Using camera recordings, the current work seeks to develop an automated method for generating virtual warfighter models to predict blast exposure in weapon training scenarios. The key question is whether we can accelerate the process of creating these virtual service member models for rapid exposure estimation. This work uses the latest machine learning-based tools for 3D human pose estimation from a single camera.
These tools allow us to extract the position and posture of each person in an image, streamlining the process of simulating a blast exposure. Using other sensors is difficult because service members in training don't have time to put on many different sensors. However, a camera can easily record a military training session, so our work leverages that modality to overcome the limitations of other types of sensors.
Our BOP Tool is the first computational tool to predict blast overpressure on service members using fast-running models optimized with field pressure and sensor data. It systematically replicate service members'posture and position during weapon firing, aiming to accurately estimate overpressure on different anatomical engines of the service member. We aim to enhance and transition the current blast overpressure tool into a real-time blast overpressure monitoring product for accumulator exposure.
We will also work towards correlating this dose to TBA response for injury risk assessment. Begin by clicking the BOP Tool scene module button to open the BOP Tool scene module from the BOP Tool interface. Click on scenario definition and then click on the scenario detail tab.

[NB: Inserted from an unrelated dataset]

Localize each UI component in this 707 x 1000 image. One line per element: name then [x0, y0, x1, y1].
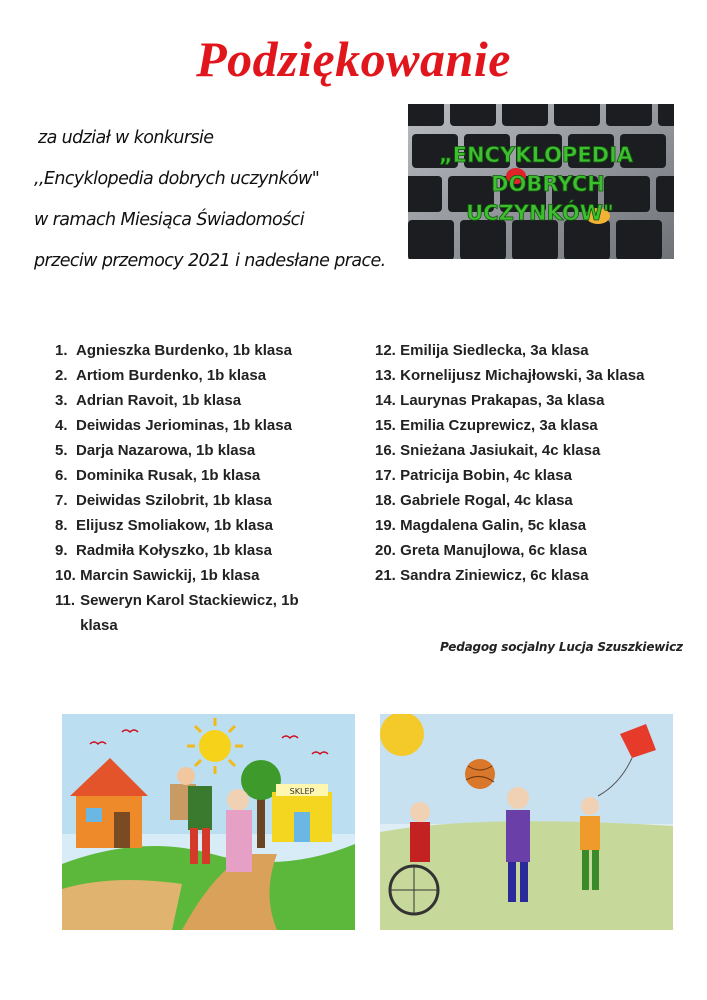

To begin reading and processing the image data, click the pose tool import button in the BOP Tool scene module, A popup window asking the user to select the relevant image or video will appear on the screen. Using mouse operations, navigate to the folder and select the relevant image or video. Once an image is selected, click open in the window popup, Use the text box under scenario name to choose a name for the scenario.
Under the name field, in the weapon definition, choose a custom name. Select the appropriate weapon class, such as heavy mortar, from the list of options in the dropdown menu. Next, select the weapon from the list of choices in the dropdown.

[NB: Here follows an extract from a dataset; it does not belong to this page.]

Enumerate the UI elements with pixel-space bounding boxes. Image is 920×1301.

Using the dropdown options, select the ammunition shell full range training round for the chosen weapon system. Select no shooter under the anthropometry, posture, helmet, and protective armor fields under the shooter definition from the dropdown options. After choosing these options, the corresponding blast kernel will be automatically loaded into the GUI under the charges subtab.
Now, click on the service members tab to control the position and orientation of the service members imported from the image data. Use the X, Y, Z and rotation options to adjust the position and orientation. Use the name field to assign custom names to virtual service member models imported into the GUI.
The default names for the automatically imported models are S1, S2, S3, S4, and S5.Then, use the delete button to remove S2, S4, and S5.Navigate to the sensors tab. Click on add sensor to add a new virtual sensor, then choose a custom name under the name field. Select the type as virtual by clicking the dropdown under the sensor type field.
Edit the text boxes under the X, Y, and Z fields to choose the sensor's location. For the scenario discussed here, create four different sensors at four different locations. Choose V2, V3, and V4 as the names for the additional sensors.
Leave the rotation value as zero. To save the weapon training scene, click the save scenario button in the GUI at the top. Then, click the run scenario button at the bottom to run the blast overpressure simulation for the M120 weapon training scene.
The progress bar at the bottom shows the simulation's progress. Navigate to the model view tab to examine the blast overpressure exposure simulation. Click the current button to load the completed simulation into the visualization window.
Once the simulation is loaded, visualize it using the play button at the bottom of the screen. After reviewing the simulation, click on the blast load metrics tab, then, click the current button to load the overpressure plots at the virtual sensor locations. Finally, navigate to the dropdown series to display and select, checking the box for the corresponding sensor to plot the overpressure recorded at that virtual sensor.
The virtual training scene created from the image data accurately represented the image data. The BOP simulations provided a detailed visualization of the overpressure loads on the virtual service member in the scene at different instance over time.